Carregar o bastão nos anos finais do fundamental requer habilidades específicas das escolas. A mudança do 5° para o 6° ano é naturalmente complicada. Os alunos deixam de ter atenção de apenas um professor para lidar com um para cada disciplina, que entram na sala a cada 50 minutos. O volume de conteúdo aumenta. Muda o jeito de estudar. O choque é tão grande que os picos das taxas de reprovação e de abandono explodem no 6° ano. Em alguns dos sistemas mais eficientes do mundo, essa passagem é cuidadosamente amenizada. Na Finlândia, o professor especialista entra só no 8° ano. Em Cuba, os especialistas dão aulas apenas de inglês, artes e educação física.
ganhos e perdas (Foto: MEC/Inep)
Não aumentar o número de professores em sala de aula tão cedo é a principal característica do projeto da rede municipal do Rio de Janeiro, que treinou os seus para dar aulas de outras áreas. O professor de matemática também dá aula de biologia. O de português ensina história. O projeto começou em fevereiro de 2011. Faz parte de um programa maior, o Ginásio Carioca, criado em 2010, que também inclui apostilas feitas pelos professores. O resultado já apareceu na última edição do Ideb. Das dez melhores escolas do Rio de Janeiro, quatro fazem parte do programa. No ranking dos anos finais, o Rio pulou da sexta colocação do Ideb para o quarto lugar.
Foi o maior avanço (22%) entre as dez capitais mais bem colocadas.

Criar programas específicos para os anos finais é crucial não só para garantir a continuidade dos melhores alunos que chegam do 5° ano, mas também para melhorar o nível dos que seguem para o ensino médio.
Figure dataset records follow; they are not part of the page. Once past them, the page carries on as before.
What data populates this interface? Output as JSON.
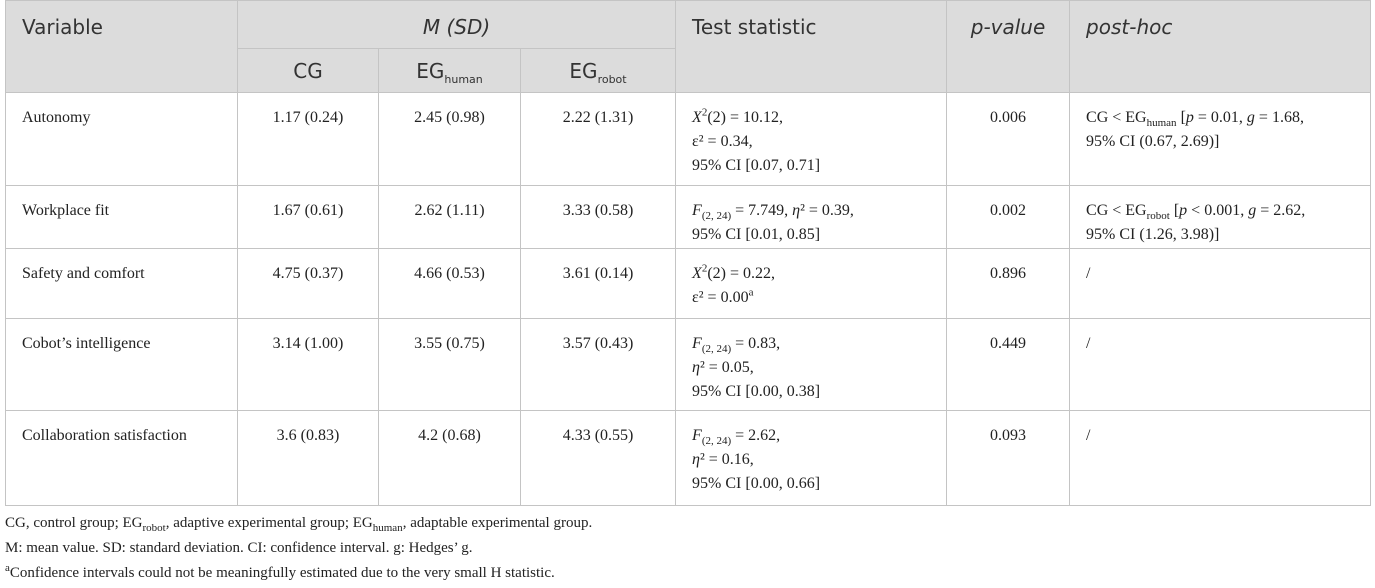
{
  "header": {
    "variable": "Variable",
    "msd": "M (SD)",
    "test": "Test statistic",
    "p": "p-value",
    "posthoc": "post-hoc",
    "groups": [
      [
        {
          "t": "CG"
        }
      ],
      [
        {
          "t": "EG"
        },
        {
          "t": "human",
          "s": "sub"
        }
      ],
      [
        {
          "t": "EG"
        },
        {
          "t": "robot",
          "s": "sub"
        }
      ]
    ]
  },
  "rows": [
    {
      "variable": "Autonomy",
      "cg": "1.17 (0.24)",
      "eg_human": "2.45 (0.98)",
      "eg_robot": "2.22 (1.31)",
      "test": [
        [
          {
            "t": "X",
            "s": "i"
          },
          {
            "t": "2",
            "s": "sup"
          },
          {
            "t": "(2) = 10.12,"
          }
        ],
        [
          {
            "t": "ε² = 0.34,"
          }
        ],
        [
          {
            "t": "95% CI [0.07, 0.71]"
          }
        ]
      ],
      "p": "0.006",
      "posthoc": [
        [
          {
            "t": "CG < EG"
          },
          {
            "t": "human",
            "s": "sub"
          },
          {
            "t": " ["
          },
          {
            "t": "p",
            "s": "i"
          },
          {
            "t": " = 0.01, "
          },
          {
            "t": "g",
            "s": "i"
          },
          {
            "t": " = 1.68,"
          }
        ],
        [
          {
            "t": "95% CI (0.67, 2.69)]"
          }
        ]
      ]
    },
    {
      "variable": "Workplace fit",
      "cg": "1.67 (0.61)",
      "eg_human": "2.62 (1.11)",
      "eg_robot": "3.33 (0.58)",
      "test": [
        [
          {
            "t": "F",
            "s": "i"
          },
          {
            "t": "(2, 24)",
            "s": "sub"
          },
          {
            "t": " = 7.749, "
          },
          {
            "t": "η",
            "s": "i"
          },
          {
            "t": "² = 0.39,"
          }
        ],
        [
          {
            "t": "95% CI [0.01, 0.85]"
          }
        ]
      ],
      "p": "0.002",
      "posthoc": [
        [
          {
            "t": "CG < EG"
          },
          {
            "t": "robot",
            "s": "sub"
          },
          {
            "t": " ["
          },
          {
            "t": "p",
            "s": "i"
          },
          {
            "t": " < 0.001, "
          },
          {
            "t": "g",
            "s": "i"
          },
          {
            "t": " = 2.62,"
          }
        ],
        [
          {
            "t": "95% CI (1.26, 3.98)]"
          }
        ]
      ]
    },
    {
      "variable": "Safety and comfort",
      "cg": "4.75 (0.37)",
      "eg_human": "4.66 (0.53)",
      "eg_robot": "3.61 (0.14)",
      "test": [
        [
          {
            "t": "X",
            "s": "i"
          },
          {
            "t": "2",
            "s": "sup"
          },
          {
            "t": "(2) = 0.22,"
          }
        ],
        [
          {
            "t": "ε² = 0.00"
          },
          {
            "t": "a",
            "s": "sup"
          }
        ]
      ],
      "p": "0.896",
      "posthoc": [
        [
          {
            "t": "/"
          }
        ]
      ]
    },
    {
      "variable": "Cobot’s intelligence",
      "cg": "3.14 (1.00)",
      "eg_human": "3.55 (0.75)",
      "eg_robot": "3.57 (0.43)",
      "test": [
        [
          {
            "t": "F",
            "s": "i"
          },
          {
            "t": "(2, 24)",
            "s": "sub"
          },
          {
            "t": " = 0.83,"
          }
        ],
        [
          {
            "t": "η",
            "s": "i"
          },
          {
            "t": "² = 0.05,"
          }
        ],
        [
          {
            "t": "95% CI [0.00, 0.38]"
          }
        ]
      ],
      "p": "0.449",
      "posthoc": [
        [
          {
            "t": "/"
          }
        ]
      ]
    },
    {
      "variable": "Collaboration satisfaction",
      "cg": "3.6 (0.83)",
      "eg_human": "4.2 (0.68)",
      "eg_robot": "4.33 (0.55)",
      "test": [
        [
          {
            "t": "F",
            "s": "i"
          },
          {
            "t": "(2, 24)",
            "s": "sub"
          },
          {
            "t": " = 2.62,"
          }
        ],
        [
          {
            "t": "η",
            "s": "i"
          },
          {
            "t": "² = 0.16,"
          }
        ],
        [
          {
            "t": "95% CI [0.00, 0.66]"
          }
        ]
      ],
      "p": "0.093",
      "posthoc": [
        [
          {
            "t": "/"
          }
        ]
      ]
    }
  ],
  "notes": [
    [
      {
        "t": "CG, control group; EG"
      },
      {
        "t": "robot",
        "s": "sub"
      },
      {
        "t": ", adaptive experimental group; EG"
      },
      {
        "t": "human",
        "s": "sub"
      },
      {
        "t": ", adaptable experimental group."
      }
    ],
    [
      {
        "t": "M: mean value. SD: standard deviation. CI: confidence interval. g: Hedges’ g."
      }
    ],
    [
      {
        "t": "a",
        "s": "sup"
      },
      {
        "t": "Confidence intervals could not be meaningfully estimated due to the very small H statistic."
      }
    ]
  ]
}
Ele recebe e acumula, nos últimos três anos da educação básica, todas as defasagens geradas ao longo do ensino fundamental. Soma-se a isso um currículo inchado, com 13 disciplinas obrigatórias, professores que não têm competência adequada para ensinar os conteúdos e o jurássico curso noturno. Em 2011, apesar de o resultado nacional ter chegado à meta, de 3,7 pontos, houve regressão em nove Estados e no Distrito Federal. Ao anunciar o resultado do Ideb, o ministro da Educação, Aloizio Mercadante, afirmou que é preciso intervir no ensino médio e, dois dias depois, divulgou que o currículo será encurtado. É um sinal de que algo pode mudar, para melhor. Espera-se que outras medidas sejam tomadas para os anos finais do ensino fundamental, para que nenhum esforço – e principalmente nenhum estudante – seja perdido no meio do caminho.